The planned review will make several important contributions regardless of specific findings. It will provide the first comprehensive mapping of controlled studies evaluating overground exoskeletons specifically in early inpatient rehabilitation for incomplete spinal cord injury. The synthesis will characterise intervention protocols and dose–response relationships, informing both clinical practice and future research design. Critical appraisal of methodological quality will highlight strengths and limitations affecting evidence reliability. Identification of evidence gaps will guide prioritisation of future research.
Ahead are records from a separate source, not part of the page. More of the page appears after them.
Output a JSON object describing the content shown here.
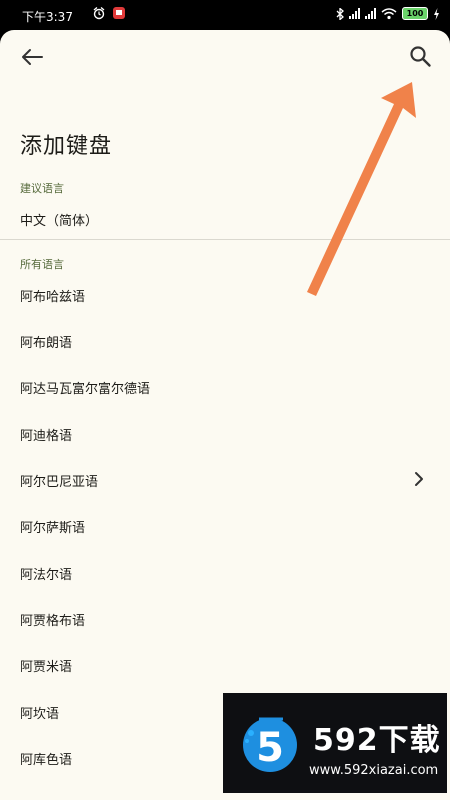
{
  "status": {
    "time": "下午3:37",
    "battery": "100"
  },
  "header": {
    "back_icon": "arrow-left-icon",
    "search_icon": "search-icon"
  },
  "page": {
    "title": "添加键盘",
    "suggested_label": "建议语言",
    "suggested_items": [
      "中文（简体）"
    ],
    "all_label": "所有语言",
    "languages": [
      "阿布哈兹语",
      "阿布朗语",
      "阿达马瓦富尔富尔德语",
      "阿迪格语",
      "阿尔巴尼亚语",
      "阿尔萨斯语",
      "阿法尔语",
      "阿贾格布语",
      "阿贾米语",
      "阿坎语",
      "阿库色语"
    ]
  },
  "colors": {
    "background": "#fcfaf2",
    "section_label": "#55693a",
    "annotation_arrow": "#f0824a"
  },
  "watermark": {
    "brand": "592下载",
    "url": "www.592xiazai.com"
  }
}
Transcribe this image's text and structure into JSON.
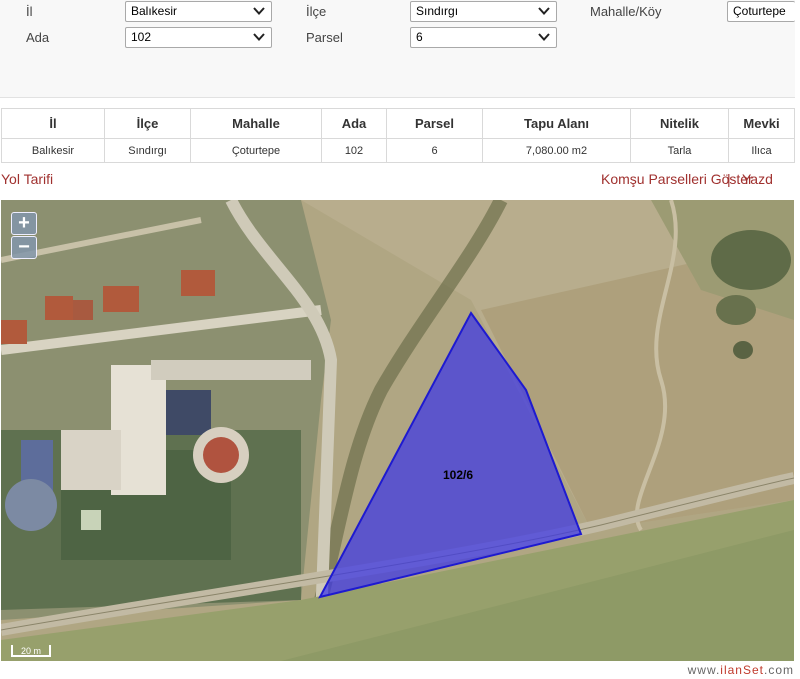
{
  "filters": {
    "il": {
      "label": "İl",
      "value": "Balıkesir"
    },
    "ilce": {
      "label": "İlçe",
      "value": "Sındırgı"
    },
    "mahalle": {
      "label": "Mahalle/Köy",
      "value": "Çoturtepe"
    },
    "ada": {
      "label": "Ada",
      "value": "102"
    },
    "parsel": {
      "label": "Parsel",
      "value": "6"
    }
  },
  "table": {
    "headers": [
      "İl",
      "İlçe",
      "Mahalle",
      "Ada",
      "Parsel",
      "Tapu Alanı",
      "Nitelik",
      "Mevki"
    ],
    "row": [
      "Balıkesir",
      "Sındırgı",
      "Çoturtepe",
      "102",
      "6",
      "7,080.00 m2",
      "Tarla",
      "Ilıca"
    ]
  },
  "links": {
    "directions": "Yol Tarifi",
    "neighbors": "Komşu Parselleri Göster",
    "separator": "|",
    "print": "Yazd"
  },
  "map": {
    "zoom_in": "+",
    "zoom_out": "−",
    "parcel_label": "102/6",
    "scale_label": "20 m",
    "parcel_fill": "#3b36e8",
    "parcel_stroke": "#1e1ad0"
  },
  "watermark": {
    "prefix": "www.",
    "brand": "ilanSet",
    "suffix": ".com"
  }
}
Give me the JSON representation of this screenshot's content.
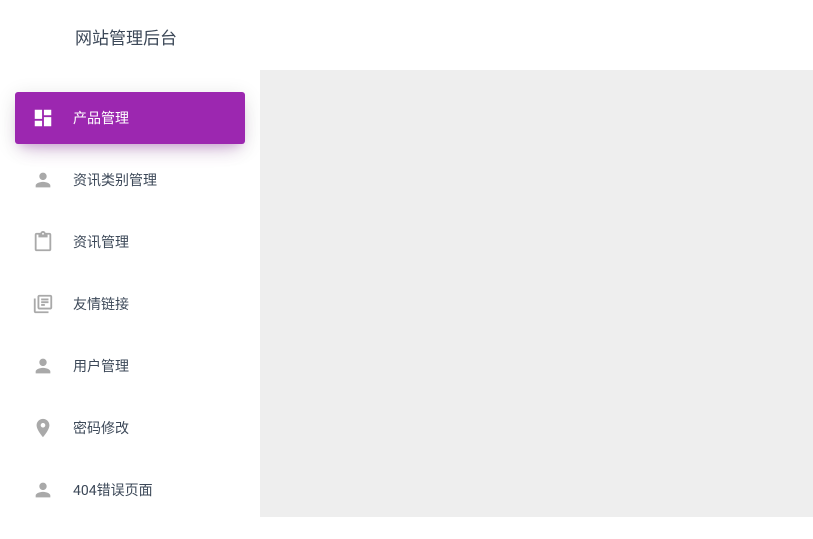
{
  "header": {
    "title": "网站管理后台"
  },
  "sidebar": {
    "items": [
      {
        "label": "产品管理",
        "icon": "dashboard-icon",
        "active": true
      },
      {
        "label": "资讯类别管理",
        "icon": "person-icon",
        "active": false
      },
      {
        "label": "资讯管理",
        "icon": "clipboard-icon",
        "active": false
      },
      {
        "label": "友情链接",
        "icon": "library-icon",
        "active": false
      },
      {
        "label": "用户管理",
        "icon": "person-icon",
        "active": false
      },
      {
        "label": "密码修改",
        "icon": "location-icon",
        "active": false
      },
      {
        "label": "404错误页面",
        "icon": "person-icon",
        "active": false
      }
    ]
  }
}
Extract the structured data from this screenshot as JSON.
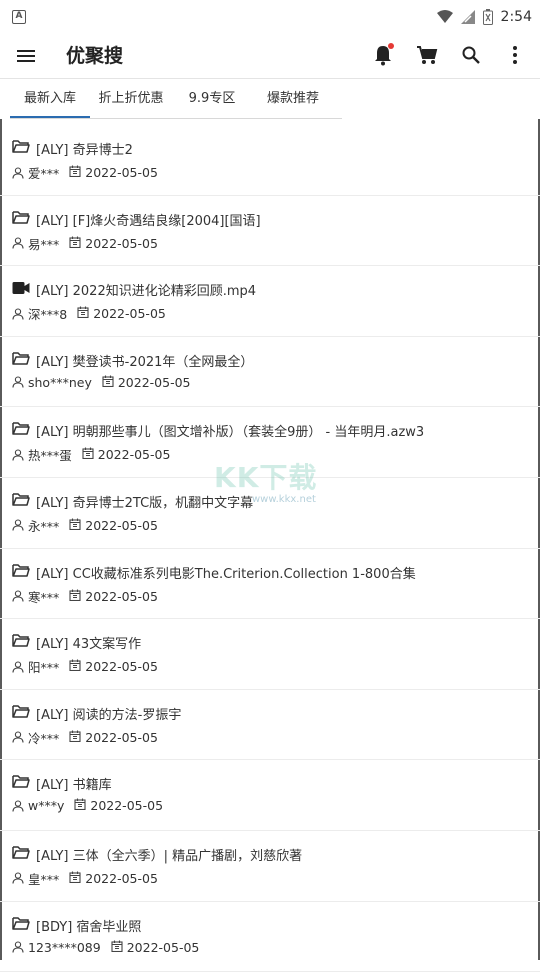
{
  "status_bar": {
    "time": "2:54",
    "left_icon_label": "A"
  },
  "app_bar": {
    "title": "优聚搜"
  },
  "tabs": [
    {
      "label": "最新入库"
    },
    {
      "label": "折上折优惠"
    },
    {
      "label": "9.9专区"
    },
    {
      "label": "爆款推荐"
    }
  ],
  "items": [
    {
      "icon": "folder-icon",
      "name": "[ALY] 奇异博士2",
      "user": "爱***",
      "date": "2022-05-05"
    },
    {
      "icon": "folder-icon",
      "name": "[ALY] [F]烽火奇遇结良缘[2004][国语]",
      "user": "易***",
      "date": "2022-05-05"
    },
    {
      "icon": "video-icon",
      "name": "[ALY] 2022知识进化论精彩回顾.mp4",
      "user": "深***8",
      "date": "2022-05-05"
    },
    {
      "icon": "folder-icon",
      "name": "[ALY] 樊登读书-2021年（全网最全）",
      "user": "sho***ney",
      "date": "2022-05-05"
    },
    {
      "icon": "folder-icon",
      "name": "[ALY] 明朝那些事儿（图文增补版）（套装全9册） - 当年明月.azw3",
      "user": "热***蛋",
      "date": "2022-05-05"
    },
    {
      "icon": "folder-icon",
      "name": "[ALY] 奇异博士2TC版，机翻中文字幕",
      "user": "永***",
      "date": "2022-05-05"
    },
    {
      "icon": "folder-icon",
      "name": "[ALY] CC收藏标准系列电影The.Criterion.Collection 1-800合集",
      "user": "寒***",
      "date": "2022-05-05"
    },
    {
      "icon": "folder-icon",
      "name": "[ALY] 43文案写作",
      "user": "阳***",
      "date": "2022-05-05"
    },
    {
      "icon": "folder-icon",
      "name": "[ALY] 阅读的方法-罗振宇",
      "user": "冷***",
      "date": "2022-05-05"
    },
    {
      "icon": "folder-icon",
      "name": "[ALY] 书籍库",
      "user": "w***y",
      "date": "2022-05-05"
    },
    {
      "icon": "folder-icon",
      "name": "[ALY] 三体（全六季）| 精品广播剧，刘慈欣著",
      "user": "皇***",
      "date": "2022-05-05"
    },
    {
      "icon": "folder-icon",
      "name": "[BDY] 宿舍毕业照",
      "user": "123****089",
      "date": "2022-05-05"
    }
  ],
  "watermark": {
    "text": "KK下载",
    "sub": "www.kkx.net"
  },
  "colors": {
    "accent": "#2b6cb0",
    "badge": "#e53935",
    "text": "#333333"
  }
}
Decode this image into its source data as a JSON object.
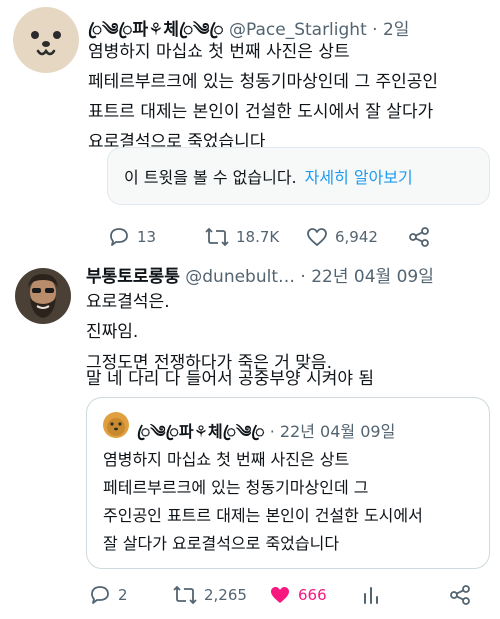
{
  "tweet1": {
    "display_name": "ꦿ༄ꦿ파⚘체ꦿ༄ꦿ",
    "handle": "@Pace_Starlight",
    "time": "2일",
    "lines": [
      "염병하지 마십쇼 첫 번째 사진은 상트",
      "페테르부르크에 있는 청동기마상인데 그 주인공인",
      "표트르 대제는 본인이 건설한 도시에서 잘 살다가",
      "요로결석으로 죽었습니다"
    ],
    "unavailable_text": "이 트윗을 볼 수 없습니다.",
    "unavailable_link": "자세히 알아보기",
    "replies": "13",
    "retweets": "18.7K",
    "likes": "6,942"
  },
  "tweet2": {
    "display_name": "부통토로롱퉁",
    "handle": "@dunebult…",
    "time": "22년 04월 09일",
    "lines": [
      "요로결석은.",
      "진짜임.",
      "그정도면 전쟁하다가 죽은 거 맞음.",
      "말 네 다리 다 들어서 공중부양 시켜야 됨"
    ],
    "quote": {
      "display_name": "ꦿ༄ꦿ파⚘체ꦿ༄ꦿ",
      "time": "22년 04월 09일",
      "lines": [
        "염병하지 마십쇼 첫 번째 사진은 상트",
        "페테르부르크에 있는 청동기마상인데 그",
        "주인공인 표트르 대제는 본인이 건설한 도시에서",
        "잘 살다가 요로결석으로 죽었습니다"
      ]
    },
    "replies": "2",
    "retweets": "2,265",
    "likes": "666"
  },
  "colors": {
    "like_active": "#f91880",
    "link": "#1d9bf0",
    "muted": "#536471"
  }
}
Finally, the review will produce a resource that can inform clinical practice guidelines, health technology assessment, and shared decision-making between clinicians and patients regarding early rehabilitation approaches.
In conclusion, this protocol presents a rigorous methodological framework for systematically reviewing the effectiveness of overground robotic exoskeletons in early inpatient rehabilitation for incomplete spinal cord injury. The focus on this specific population, intervention type, and rehabilitation phase addresses limitations of previous syntheses and will provide evidence directly applicable to clinical decision-making. The comprehensive search strategy, transparent screening procedures using Covidence, validated quality assessment tools, and appropriate synthesis methods ensure a high-quality review that can meaningfully inform policy and practice in this important area of neurological rehabilitation.